Home India Politics People wanted change of guard, say Left veterans

People wanted change of guard, say Left veterans

By Pradipta Tapadar, IANS,

Kolkata : Veteran leaders who served in West Bengal’s first Left Front ministry of Jyoti Basu feel that the alliance was voted out this time as as the public got annoyed by the “un-communist” culture of a section of its leaders and they wanted a change of guard.

The Left should introspect why it failed to read the pulse of the people and must caution the Trinamool Congress, which is set to form the new government, that the same fate awaited them if they too failed to deliver, they said.

“The people desperately wanted a change and they have got it.
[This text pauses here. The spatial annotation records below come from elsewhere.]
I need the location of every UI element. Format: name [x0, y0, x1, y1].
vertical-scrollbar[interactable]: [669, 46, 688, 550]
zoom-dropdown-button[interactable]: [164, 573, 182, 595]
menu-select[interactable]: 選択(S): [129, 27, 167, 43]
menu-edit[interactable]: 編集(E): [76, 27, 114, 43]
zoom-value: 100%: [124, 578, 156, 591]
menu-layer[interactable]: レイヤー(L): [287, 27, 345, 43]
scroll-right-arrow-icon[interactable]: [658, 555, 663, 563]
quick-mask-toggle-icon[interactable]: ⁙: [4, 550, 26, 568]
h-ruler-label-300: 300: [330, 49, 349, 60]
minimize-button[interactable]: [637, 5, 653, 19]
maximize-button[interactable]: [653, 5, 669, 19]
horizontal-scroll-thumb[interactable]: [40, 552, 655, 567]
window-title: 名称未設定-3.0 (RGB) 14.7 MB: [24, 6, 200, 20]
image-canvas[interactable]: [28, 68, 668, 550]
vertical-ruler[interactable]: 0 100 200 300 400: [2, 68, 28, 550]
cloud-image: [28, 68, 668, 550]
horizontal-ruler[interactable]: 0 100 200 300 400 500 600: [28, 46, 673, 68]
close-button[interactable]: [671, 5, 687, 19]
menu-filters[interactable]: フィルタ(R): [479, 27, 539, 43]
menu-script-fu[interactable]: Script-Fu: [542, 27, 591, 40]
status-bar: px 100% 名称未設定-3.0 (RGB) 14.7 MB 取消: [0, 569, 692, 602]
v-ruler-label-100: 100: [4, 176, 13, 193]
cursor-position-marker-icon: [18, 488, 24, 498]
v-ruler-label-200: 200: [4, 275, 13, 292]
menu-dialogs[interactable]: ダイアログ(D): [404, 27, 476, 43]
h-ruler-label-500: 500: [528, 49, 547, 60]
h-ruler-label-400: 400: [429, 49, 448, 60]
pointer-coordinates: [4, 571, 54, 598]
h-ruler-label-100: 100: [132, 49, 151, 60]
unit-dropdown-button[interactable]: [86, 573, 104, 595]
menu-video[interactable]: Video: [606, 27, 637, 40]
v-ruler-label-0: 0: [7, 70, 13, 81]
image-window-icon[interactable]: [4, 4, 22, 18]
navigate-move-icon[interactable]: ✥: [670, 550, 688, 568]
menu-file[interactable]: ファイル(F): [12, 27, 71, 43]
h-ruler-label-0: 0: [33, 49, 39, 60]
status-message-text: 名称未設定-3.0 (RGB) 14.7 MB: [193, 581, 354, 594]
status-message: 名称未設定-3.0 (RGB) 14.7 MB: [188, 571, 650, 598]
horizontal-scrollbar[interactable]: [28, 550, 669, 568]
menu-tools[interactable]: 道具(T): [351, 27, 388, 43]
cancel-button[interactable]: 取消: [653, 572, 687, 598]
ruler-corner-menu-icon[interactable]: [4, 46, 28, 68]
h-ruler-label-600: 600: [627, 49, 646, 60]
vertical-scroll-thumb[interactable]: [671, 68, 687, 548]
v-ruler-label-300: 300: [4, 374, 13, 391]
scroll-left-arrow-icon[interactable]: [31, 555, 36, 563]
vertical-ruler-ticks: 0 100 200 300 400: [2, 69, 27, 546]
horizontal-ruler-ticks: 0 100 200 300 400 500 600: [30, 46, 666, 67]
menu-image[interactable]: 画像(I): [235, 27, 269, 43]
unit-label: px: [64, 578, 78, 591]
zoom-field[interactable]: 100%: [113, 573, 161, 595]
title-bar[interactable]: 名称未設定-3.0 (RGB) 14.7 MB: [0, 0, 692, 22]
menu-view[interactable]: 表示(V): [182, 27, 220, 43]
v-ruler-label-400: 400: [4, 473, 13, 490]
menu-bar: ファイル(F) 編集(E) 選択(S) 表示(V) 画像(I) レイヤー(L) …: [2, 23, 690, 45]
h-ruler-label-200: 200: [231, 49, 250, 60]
They were fed up with the un-communist culture and corruption of a section of party workers,” Debobrato Bandopadhyay, state secretary of the Revolutionary Socialist Party (RSP), told IANS.

Bandopadhyay handled the jail and panchayat ministry in the first Left Front government, which came to power in 1977 and remained a minister for 24 years at a stretch in five Left governments till 2001.

The RSP is an ally of the 10-party Left Front.

The Trinamool Congress-Congress alliance decimated the 34-year old Left Front government by bagging 227 seats in the 294-member state assembly.

Mohammad Amin, who was transport minister between 1977 and 1982, said the Left would have to analyse the reasons for their defeat.

“We have accepted our defeat. People have rejected us. We have to introspect and analyse to find out why we failed and couldn’t understand the pulse of the people,” said Amin, a Communist Party of India- Marxist (CPI-M) politburo member.

“We have to analyse our defeat and continue our struggle,” he said.

Amin was later allotted the portfolios of minority affairs and labour between 1996 and 2006.

Hashim Abdul Halim, legislative and judicial minister in the first Basu ministry, recalled the historic victory that had followed a long struggle.

From 1982 he has been the assembly speaker and created a record by presiding over the house for 29 years.

“It’s the common masses who create history. In 1977, history was created after a long struggle. Now the people have voted us out. If Trinamool works well, it will remain. Otherwise it will also be voted out,” said Halim.